Premier facteur : les retombées négatives des options ultralibérales prises depuis une trentaine d’années en matière de mondialisation des échanges et d’abolition des frontières. Ses fruits amers sont la désindustrialisation de la France et son corollaire :  notre dépendance à égard de l’étranger, jusque dans les domaines où notre pays possédait des avantages comparatifs (agriculture, médicaments…) et où existent de forts enjeux de souveraineté.

La transformation de l’appareil de production national en économie de services a généré, du fait des dépendances et des pertes de productivité qu’elle entraîne, un décalage pérenne entre aspirations et réalisations. Décalage aggravé par l’insuffisance quantitative et qualitative de l’offre de travail en France. D’où l’écart croissant entre les moyens des ménages et les besoins induits par les modèles contemporains de vie et de consommation. D’où les cercles vicieux entraînant la dégradation de nos services publics (santé, éducation, transports, justice…) : toujours plus coûteux pour la collectivité, toujours moins performants pour les usagers, toujours moins attractifs pour leurs futurs agents. D’où la fuite en avant dans l’endettement, spectaculairement attestée par le « quoi qu’il en coûte » des trois années écoulées et de la suivante.

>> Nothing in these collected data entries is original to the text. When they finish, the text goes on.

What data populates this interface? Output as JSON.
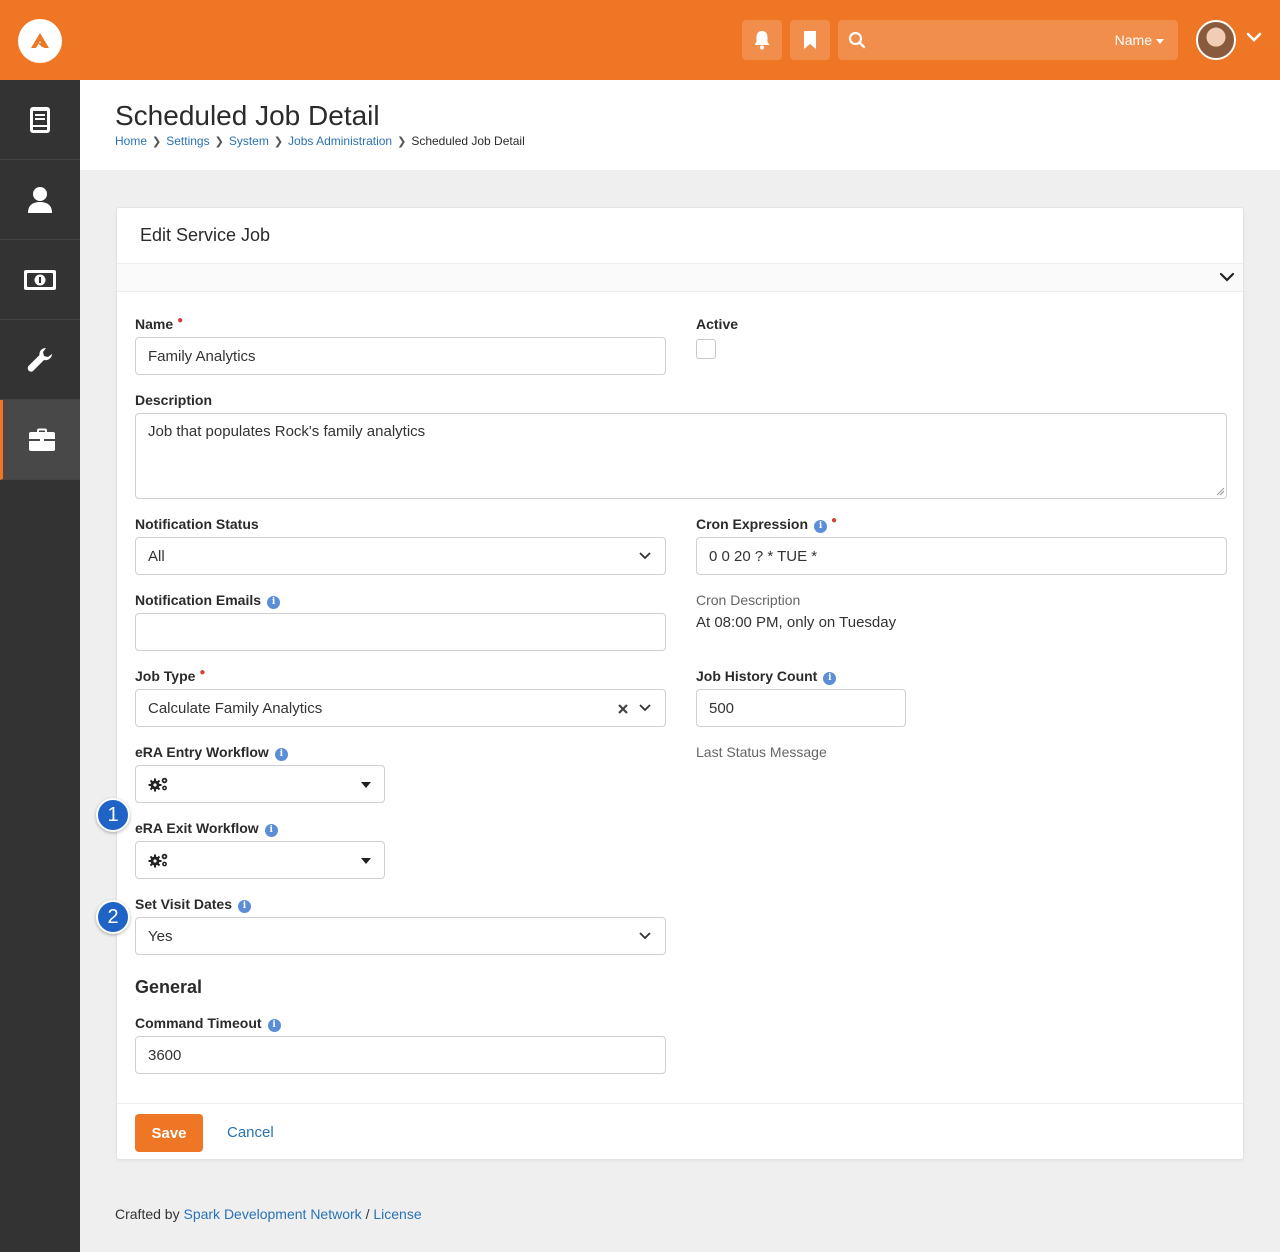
{
  "colors": {
    "brand": "#ee7624",
    "link": "#2a72b5",
    "callout": "#1f63c7",
    "sidebar": "#333333"
  },
  "header": {
    "search_scope": "Name"
  },
  "sidebar": {
    "items": [
      {
        "icon": "book-icon"
      },
      {
        "icon": "person-icon"
      },
      {
        "icon": "money-icon"
      },
      {
        "icon": "wrench-icon"
      },
      {
        "icon": "briefcase-icon",
        "active": true
      }
    ]
  },
  "page": {
    "title": "Scheduled Job Detail",
    "breadcrumb": [
      "Home",
      "Settings",
      "System",
      "Jobs Administration",
      "Scheduled Job Detail"
    ]
  },
  "panel": {
    "title": "Edit Service Job"
  },
  "form": {
    "name_label": "Name",
    "name_value": "Family Analytics",
    "active_label": "Active",
    "description_label": "Description",
    "description_value": "Job that populates Rock's family analytics",
    "notification_status_label": "Notification Status",
    "notification_status_value": "All",
    "cron_expression_label": "Cron Expression",
    "cron_expression_value": "0 0 20 ? * TUE *",
    "notification_emails_label": "Notification Emails",
    "notification_emails_value": "",
    "cron_description_label": "Cron Description",
    "cron_description_value": "At 08:00 PM, only on Tuesday",
    "job_type_label": "Job Type",
    "job_type_value": "Calculate Family Analytics",
    "job_history_count_label": "Job History Count",
    "job_history_count_value": "500",
    "last_status_message_label": "Last Status Message",
    "era_entry_workflow_label": "eRA Entry Workflow",
    "era_exit_workflow_label": "eRA Exit Workflow",
    "set_visit_dates_label": "Set Visit Dates",
    "set_visit_dates_value": "Yes",
    "general_section_title": "General",
    "command_timeout_label": "Command Timeout",
    "command_timeout_value": "3600"
  },
  "actions": {
    "save_label": "Save",
    "cancel_label": "Cancel"
  },
  "callouts": [
    "1",
    "2"
  ],
  "footer": {
    "prefix": "Crafted by",
    "org": "Spark Development Network",
    "sep": "/",
    "license": "License"
  }
}
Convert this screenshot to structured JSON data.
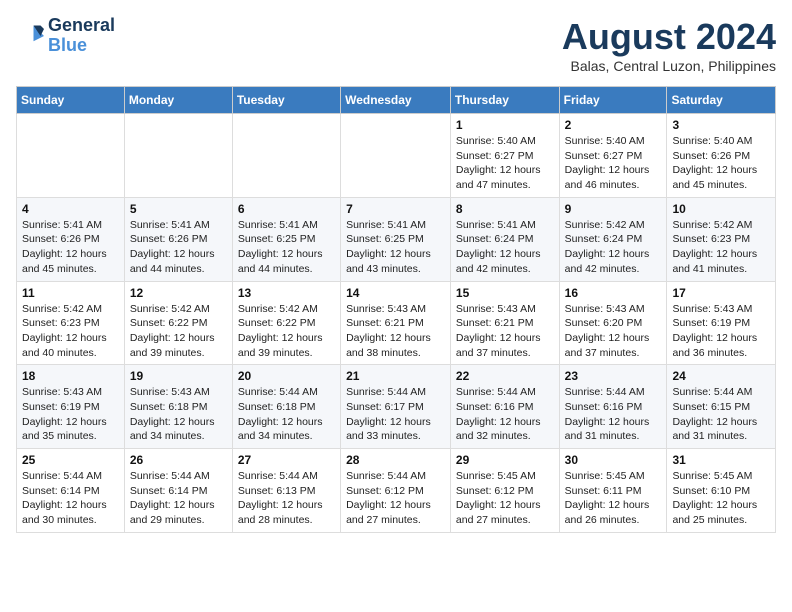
{
  "header": {
    "logo_line1": "General",
    "logo_line2": "Blue",
    "month_title": "August 2024",
    "location": "Balas, Central Luzon, Philippines"
  },
  "weekdays": [
    "Sunday",
    "Monday",
    "Tuesday",
    "Wednesday",
    "Thursday",
    "Friday",
    "Saturday"
  ],
  "weeks": [
    [
      {
        "day": "",
        "text": ""
      },
      {
        "day": "",
        "text": ""
      },
      {
        "day": "",
        "text": ""
      },
      {
        "day": "",
        "text": ""
      },
      {
        "day": "1",
        "text": "Sunrise: 5:40 AM\nSunset: 6:27 PM\nDaylight: 12 hours and 47 minutes."
      },
      {
        "day": "2",
        "text": "Sunrise: 5:40 AM\nSunset: 6:27 PM\nDaylight: 12 hours and 46 minutes."
      },
      {
        "day": "3",
        "text": "Sunrise: 5:40 AM\nSunset: 6:26 PM\nDaylight: 12 hours and 45 minutes."
      }
    ],
    [
      {
        "day": "4",
        "text": "Sunrise: 5:41 AM\nSunset: 6:26 PM\nDaylight: 12 hours and 45 minutes."
      },
      {
        "day": "5",
        "text": "Sunrise: 5:41 AM\nSunset: 6:26 PM\nDaylight: 12 hours and 44 minutes."
      },
      {
        "day": "6",
        "text": "Sunrise: 5:41 AM\nSunset: 6:25 PM\nDaylight: 12 hours and 44 minutes."
      },
      {
        "day": "7",
        "text": "Sunrise: 5:41 AM\nSunset: 6:25 PM\nDaylight: 12 hours and 43 minutes."
      },
      {
        "day": "8",
        "text": "Sunrise: 5:41 AM\nSunset: 6:24 PM\nDaylight: 12 hours and 42 minutes."
      },
      {
        "day": "9",
        "text": "Sunrise: 5:42 AM\nSunset: 6:24 PM\nDaylight: 12 hours and 42 minutes."
      },
      {
        "day": "10",
        "text": "Sunrise: 5:42 AM\nSunset: 6:23 PM\nDaylight: 12 hours and 41 minutes."
      }
    ],
    [
      {
        "day": "11",
        "text": "Sunrise: 5:42 AM\nSunset: 6:23 PM\nDaylight: 12 hours and 40 minutes."
      },
      {
        "day": "12",
        "text": "Sunrise: 5:42 AM\nSunset: 6:22 PM\nDaylight: 12 hours and 39 minutes."
      },
      {
        "day": "13",
        "text": "Sunrise: 5:42 AM\nSunset: 6:22 PM\nDaylight: 12 hours and 39 minutes."
      },
      {
        "day": "14",
        "text": "Sunrise: 5:43 AM\nSunset: 6:21 PM\nDaylight: 12 hours and 38 minutes."
      },
      {
        "day": "15",
        "text": "Sunrise: 5:43 AM\nSunset: 6:21 PM\nDaylight: 12 hours and 37 minutes."
      },
      {
        "day": "16",
        "text": "Sunrise: 5:43 AM\nSunset: 6:20 PM\nDaylight: 12 hours and 37 minutes."
      },
      {
        "day": "17",
        "text": "Sunrise: 5:43 AM\nSunset: 6:19 PM\nDaylight: 12 hours and 36 minutes."
      }
    ],
    [
      {
        "day": "18",
        "text": "Sunrise: 5:43 AM\nSunset: 6:19 PM\nDaylight: 12 hours and 35 minutes."
      },
      {
        "day": "19",
        "text": "Sunrise: 5:43 AM\nSunset: 6:18 PM\nDaylight: 12 hours and 34 minutes."
      },
      {
        "day": "20",
        "text": "Sunrise: 5:44 AM\nSunset: 6:18 PM\nDaylight: 12 hours and 34 minutes."
      },
      {
        "day": "21",
        "text": "Sunrise: 5:44 AM\nSunset: 6:17 PM\nDaylight: 12 hours and 33 minutes."
      },
      {
        "day": "22",
        "text": "Sunrise: 5:44 AM\nSunset: 6:16 PM\nDaylight: 12 hours and 32 minutes."
      },
      {
        "day": "23",
        "text": "Sunrise: 5:44 AM\nSunset: 6:16 PM\nDaylight: 12 hours and 31 minutes."
      },
      {
        "day": "24",
        "text": "Sunrise: 5:44 AM\nSunset: 6:15 PM\nDaylight: 12 hours and 31 minutes."
      }
    ],
    [
      {
        "day": "25",
        "text": "Sunrise: 5:44 AM\nSunset: 6:14 PM\nDaylight: 12 hours and 30 minutes."
      },
      {
        "day": "26",
        "text": "Sunrise: 5:44 AM\nSunset: 6:14 PM\nDaylight: 12 hours and 29 minutes."
      },
      {
        "day": "27",
        "text": "Sunrise: 5:44 AM\nSunset: 6:13 PM\nDaylight: 12 hours and 28 minutes."
      },
      {
        "day": "28",
        "text": "Sunrise: 5:44 AM\nSunset: 6:12 PM\nDaylight: 12 hours and 27 minutes."
      },
      {
        "day": "29",
        "text": "Sunrise: 5:45 AM\nSunset: 6:12 PM\nDaylight: 12 hours and 27 minutes."
      },
      {
        "day": "30",
        "text": "Sunrise: 5:45 AM\nSunset: 6:11 PM\nDaylight: 12 hours and 26 minutes."
      },
      {
        "day": "31",
        "text": "Sunrise: 5:45 AM\nSunset: 6:10 PM\nDaylight: 12 hours and 25 minutes."
      }
    ]
  ]
}
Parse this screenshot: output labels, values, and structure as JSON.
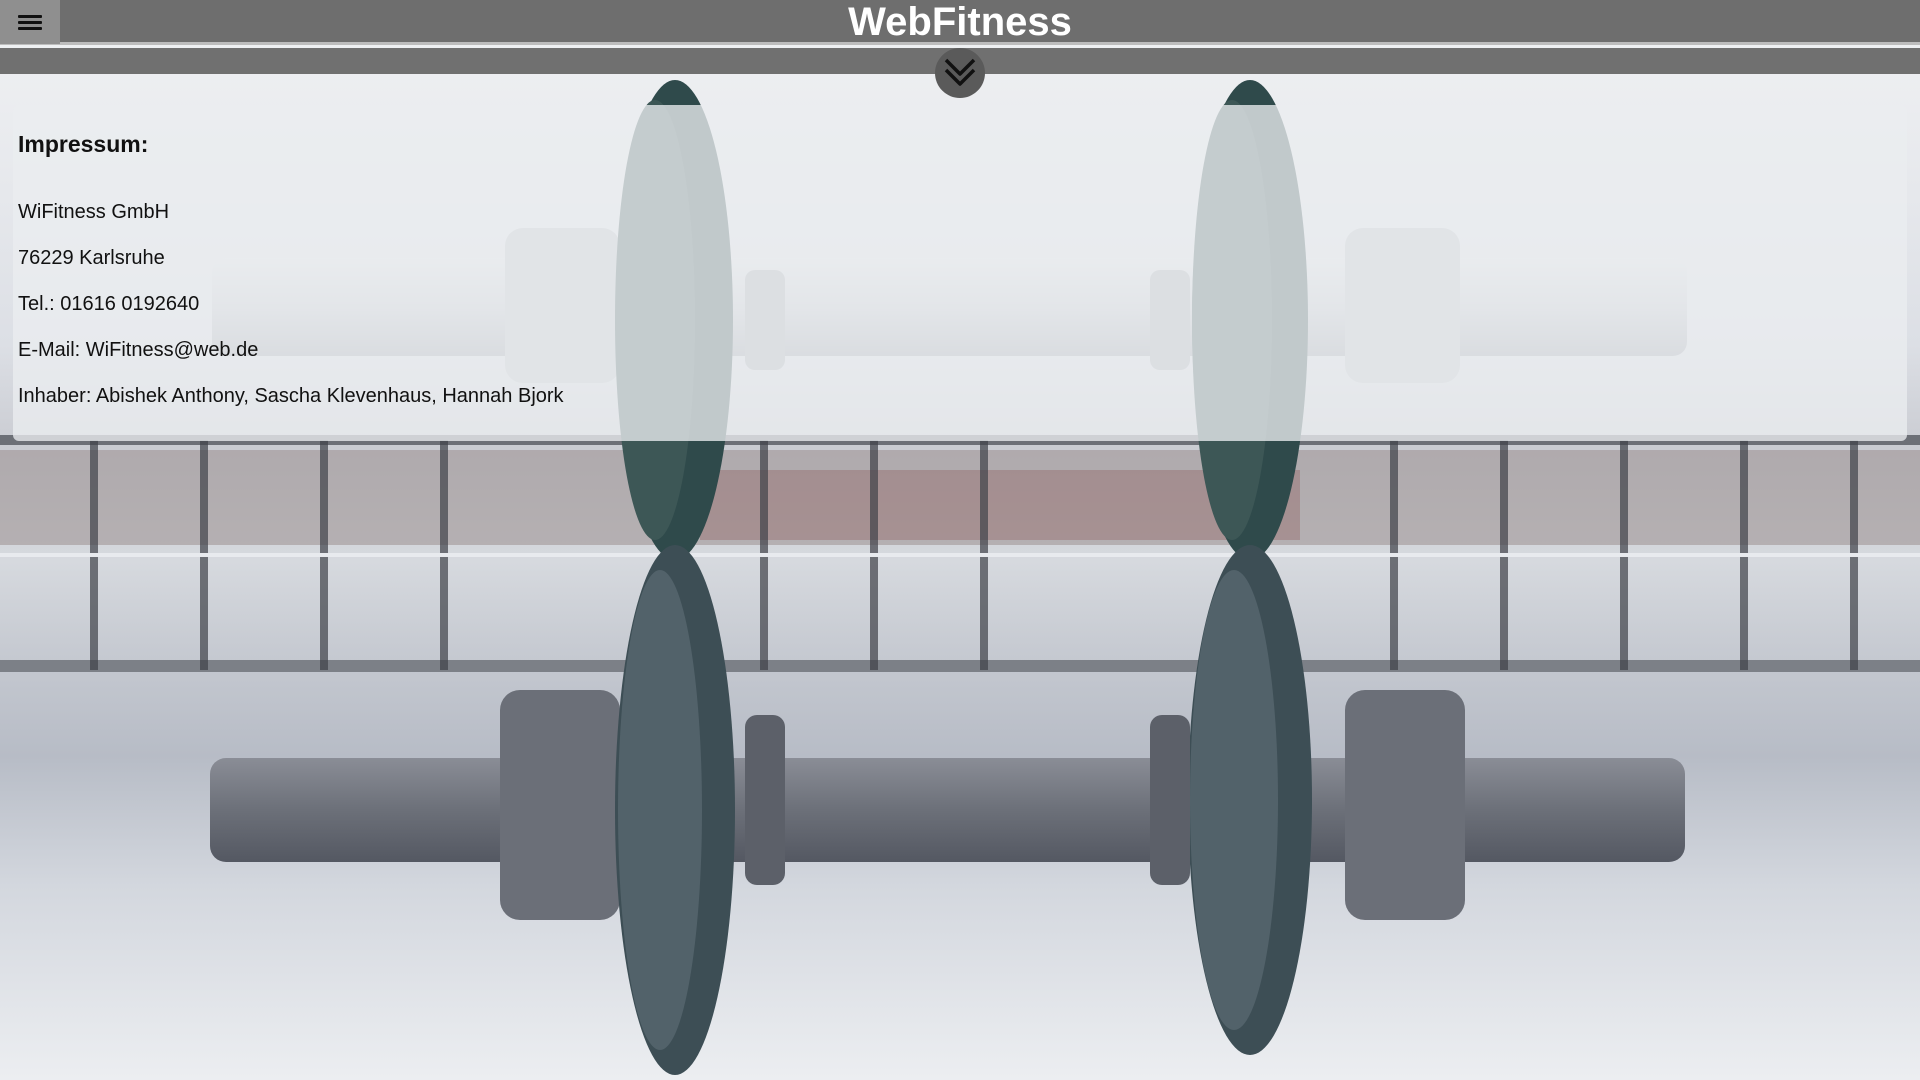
{
  "header": {
    "title": "WebFitness",
    "menu_icon": "hamburger-menu-icon",
    "scroll_icon": "double-chevron-down-icon"
  },
  "impressum": {
    "heading": "Impressum:",
    "lines": [
      "WiFitness GmbH",
      "76229 Karlsruhe",
      "Tel.: 01616 0192640",
      "E-Mail: WiFitness@web.de",
      "Inhaber: Abishek Anthony, Sascha Klevenhaus, Hannah Bjork"
    ]
  },
  "colors": {
    "topbar": "#6e6e6e",
    "menu_button": "#8f8f8f",
    "title_text": "#ffffff",
    "panel": "#ebedf0"
  }
}
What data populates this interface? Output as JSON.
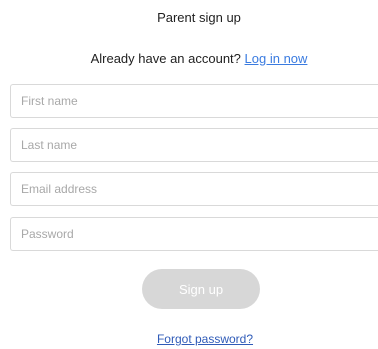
{
  "header": {
    "title": "Parent sign up",
    "login_prompt": "Already have an account?",
    "login_link": "Log in now"
  },
  "form": {
    "first_name": {
      "placeholder": "First name",
      "value": ""
    },
    "last_name": {
      "placeholder": "Last name",
      "value": ""
    },
    "email": {
      "placeholder": "Email address",
      "value": ""
    },
    "password": {
      "placeholder": "Password",
      "value": ""
    },
    "submit_label": "Sign up"
  },
  "footer": {
    "forgot_password": "Forgot password?"
  },
  "colors": {
    "link": "#3a7be0",
    "button_disabled": "#d7d7d7",
    "input_border": "#d9d9d9"
  }
}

Tout cela nourrit une impression de déclin. Tout cela inspire la conviction démoralisante que « ce sera plus dur pour nos enfants et nos petits-enfants ».  Tout cela entretient le sentiment que, face aux évolutions d’un monde indéchiffrable et menaçant, nos dirigeants sont impuissants, indifférents, voire complices. Tout cela sape le principal capital de la démocratie : la confiance que le peuple place en ses représentants.

Deuxième facteur de désorientation : la perte des repères qui composaient le paysage mental français. On vise ici, en vrac : la disparition des rites d’initiation et de communion nationale qui balisaient la vie collective (service militaire, bal du 14 juillet…) ; l’évanouissement des atmosphères et des façons françaises, dont est imprégnée notre filmographie des années 50 à 70 ; la décrépitude de la France périphérique ; notre répugnance post-soixante-huitarde à exercer et à subir l’autorité ; l’effacement des instances de représentation traditionnelles (partis, syndicats, églises…) ; enfin l’installation de populations allogènes dont l’intégration s’avère problématique et dont les normes comportementales heurtent souvent nos modus vivendi séculaires, s’agissant en particulier de la place de la femme et de la religion. Ces phénomènes induisent une insécurité culturelle qui s’ajoute au constat largement partagé d’un ensauvagement de la société, d’un Etat-providence pléthorique plombant un Etat régalien impotent. Terrible épreuve pour le sens du bien commun.

Troisième explication : la dissolution du sentiment d’appartenance nationale. Divisée contre elle-même, la société française a de plus en plus de mal à « faire nation ». Au point que la coupe du monde de football devient le dernier refuge de l’effusion patriotique. L’éclipse de la Nation, que les chimères supranationales ne sauraient évidemment remplacer dans le cœur des hommes, abandonne le terrain politique à des passions plus étroites. Les revendications individuelles, locales, communautaires et catégorielles prennent le pas sur l’action politique. La participation électorale s’étiole. L’émetteur de doléances remplace le citoyen.

Le refus de la solidarité est le fruit de cette atomisation. Comment en effet contribuer sans rechigner aux transferts sociaux lorsqu’on ne s’identifie plus à leurs bénéficiaires ? Et comment, lorsqu’on se sent lésé, accepter de prendre sa part des efforts qu’impliquent les réformes ? Fragmentée et désespérant de l’Etat, la société s’évapore en un sauve-qui-peut individualiste et catégoriel dont les sous-produits sont l’incivilité, le corporatisme, l’auto-défense, les postures identitaires et la guerre de tous contre tous. En dehors de quelques dévouements admirables, l’empathie déserte le corps social. Quelle plus triste illustration de déni de fraternité, en cette fin d’année 2022, que la grève des contrôleurs de la SNCF le jour même où la société traditionnelle se rassemblait sous le signe de l’espérance ?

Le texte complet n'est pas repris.